All traits had low heritability, except PRRS antibody SP ratio after acclimation, which was heritable (h2 = 0.44). Genome-wide association studies identified multiple regions on SSC7 associated with antibody SP ratio, including the MHC region. Effects of the SSC4 WUR SNP on antibody SP ratio and growth were not significant. Collection of additional health and reproduction data through third parity is currently underway.

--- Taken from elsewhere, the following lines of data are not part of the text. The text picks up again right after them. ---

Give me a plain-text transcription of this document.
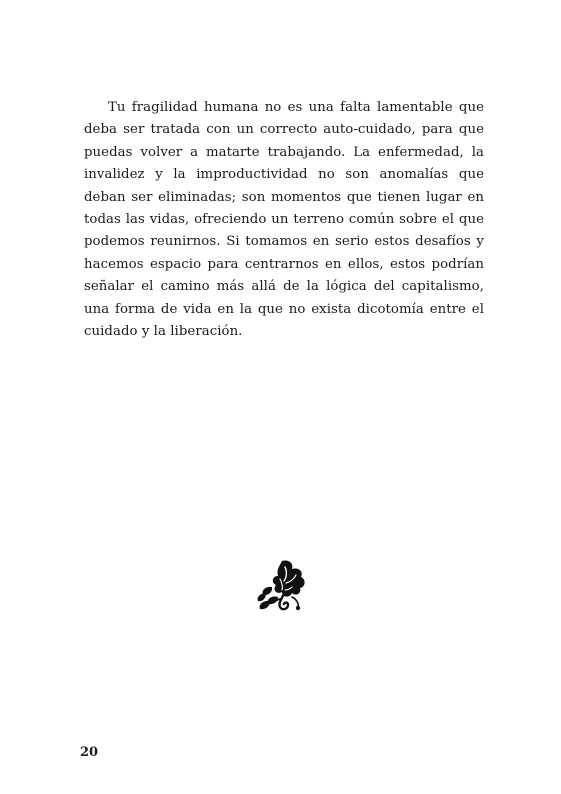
Tu fragilidad humana no es una falta lamentable que deba ser tratada con un correcto auto-cuidado, para que puedas volver a matarte trabajando. La enfermedad, la invalidez y la improductividad no son anomalías que deban ser eliminadas; son momentos que tienen lugar en todas las vidas, ofreciendo un terreno común sobre el que podemos reunirnos. Si tomamos en serio estos desafíos y hacemos espacio para centrarnos en ellos, estos podrían señalar el camino más allá de la lógica del capitalismo, una forma de vida en la que no exista dicotomía entre el cuidado y la liberación.

20
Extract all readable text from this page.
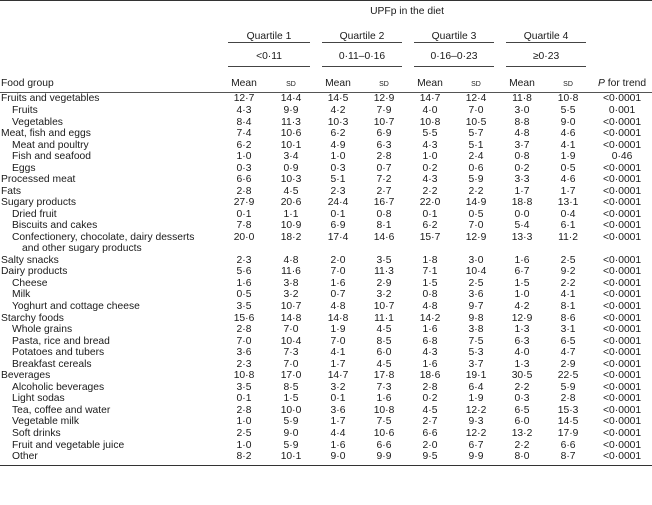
	UPFp in the diet								

	Quartile 1		Quartile 2		Quartile 3		Quartile 4		

	<0·11		0·11–0·16		0·16–0·23		≥0·23		

Food group	Mean	sd	Mean	sd	Mean	sd	Mean	sd	P for trend

Fruits and vegetables	12·7	14·4	14·5	12·9	14·7	12·4	11·8	10·8	<0·0001

Fruits	4·3	9·9	4·2	7·9	4·0	7·0	3·0	5·5	0·001

Vegetables	8·4	11·3	10·3	10·7	10·8	10·5	8·8	9·0	<0·0001

Meat, fish and eggs	7·4	10·6	6·2	6·9	5·5	5·7	4·8	4·6	<0·0001

Meat and poultry	6·2	10·1	4·9	6·3	4·3	5·1	3·7	4·1	<0·0001

Fish and seafood	1·0	3·4	1·0	2·8	1·0	2·4	0·8	1·9	0·46

Eggs	0·3	0·9	0·3	0·7	0·2	0·6	0·2	0·5	<0·0001

Processed meat	6·6	10·3	5·1	7·2	4·3	5·9	3·3	4·6	<0·0001

Fats	2·8	4·5	2·3	2·7	2·2	2·2	1·7	1·7	<0·0001

Sugary products	27·9	20·6	24·4	16·7	22·0	14·9	18·8	13·1	<0·0001

Dried fruit	0·1	1·1	0·1	0·8	0·1	0·5	0·0	0·4	<0·0001

Biscuits and cakes	7·8	10·9	6·9	8·1	6·2	7·0	5·4	6·1	<0·0001

Confectionery, chocolate, dairy desserts
and other sugary products	20·0	18·2	17·4	14·6	15·7	12·9	13·3	11·2	<0·0001

Salty snacks	2·3	4·8	2·0	3·5	1·8	3·0	1·6	2·5	<0·0001

Dairy products	5·6	11·6	7·0	11·3	7·1	10·4	6·7	9·2	<0·0001

Cheese	1·6	3·8	1·6	2·9	1·5	2·5	1·5	2·2	<0·0001

Milk	0·5	3·2	0·7	3·2	0·8	3·6	1·0	4·1	<0·0001

Yoghurt and cottage cheese	3·5	10·7	4·8	10·7	4·8	9·7	4·2	8·1	<0·0001

Starchy foods	15·6	14·8	14·8	11·1	14·2	9·8	12·9	8·6	<0·0001

Whole grains	2·8	7·0	1·9	4·5	1·6	3·8	1·3	3·1	<0·0001

Pasta, rice and bread	7·0	10·4	7·0	8·5	6·8	7·5	6·3	6·5	<0·0001

Potatoes and tubers	3·6	7·3	4·1	6·0	4·3	5·3	4·0	4·7	<0·0001

Breakfast cereals	2·3	7·0	1·7	4·5	1·6	3·7	1·3	2·9	<0·0001

Beverages	10·8	17·0	14·7	17·8	18·6	19·1	30·5	22·5	<0·0001

Alcoholic beverages	3·5	8·5	3·2	7·3	2·8	6·4	2·2	5·9	<0·0001

Light sodas	0·1	1·5	0·1	1·6	0·2	1·9	0·3	2·8	<0·0001

Tea, coffee and water	2·8	10·0	3·6	10·8	4·5	12·2	6·5	15·3	<0·0001

Vegetable milk	1·0	5·9	1·7	7·5	2·7	9·3	6·0	14·5	<0·0001

Soft drinks	2·5	9·0	4·4	10·6	6·6	12·2	13·2	17·9	<0·0001

Fruit and vegetable juice	1·0	5·9	1·6	6·6	2·0	6·7	2·2	6·6	<0·0001

Other	8·2	10·1	9·0	9·9	9·5	9·9	8·0	8·7	<0·0001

Field studies in grow-finish pigs
Multiple field studies are currently underway to evaluate host response to disease in growing pigs in the field. Using the gilt acclimation concept, these studies involve introducing 200 clean nursery pigs into ‘health-challenged’ finishing barns. Pigs are repeatedly weighed and bled and followed all the way to market.
Conclusions
Host response of nursery pigs to PRRSV infection was found to have a sizeable genetic component under controlled experimental challenge studies. In particular, a major gene for host response to PRRS was identified on SSC4, with a strong candidate gene that is involved in innate immune response. The WUR SNP in this region could be used to select for pigs that are less affected by PRRSV infection in terms of growth rate. However, these effects need to be validated under more complex disease scenarios and in the field. Several such studies are currently under way. Studies on the genetic basis of host response to reproductive PRRS are also underway. While this comprehensive suite of studies is unlikely to identify pigs that are completely resistant to PRRSV, they are starting to unravel the genetic basis of host response to PRRS, leading to the ability to select pigs that are less susceptible to PRRSV infection and to the effects of PRRSV infection on performance. In addition, insight into host response to PRRSV infection can lead to new avenues for development of more effective vaccines and therapeutics.
Acknowledgements
The projects described in this paper are supported by National Pork Board grants, USDA NIFA (awards 2008-55620- 19132, 2010-65205-20433 and 2013-68004-20362), the Canadian Swine Health Board, Genome Canada, Genome Alberta and the Alberta Livestock and Meat Agency, Genome Prairie and the Saskatchewan Agriculture and Development Fund, PigGen Canada, Canadian Swine Breeders Association, Canadian Centre for swine Improvement, the NRSP-8 Swine Genome and Bioinformatics Coordination projects, and the PRRS Host Genetics Consortium consisting of USDA ARS, Kansas State University, Iowa State University, Michigan State University, Washington State University, Purdue University, University of Nebraska-Lincoln, University of Saskatchewan, University of Alberta, PIC/Genus, Newsham Choice Genetics, Fast Genetics, Genetiporc, Inc., Genesus, Inc., TOPIGS, PigGen Canada, Inc., IDEXX Laboratories, and Tetracore, Inc. SB also acknowledges the funding contribution of the BBSRC.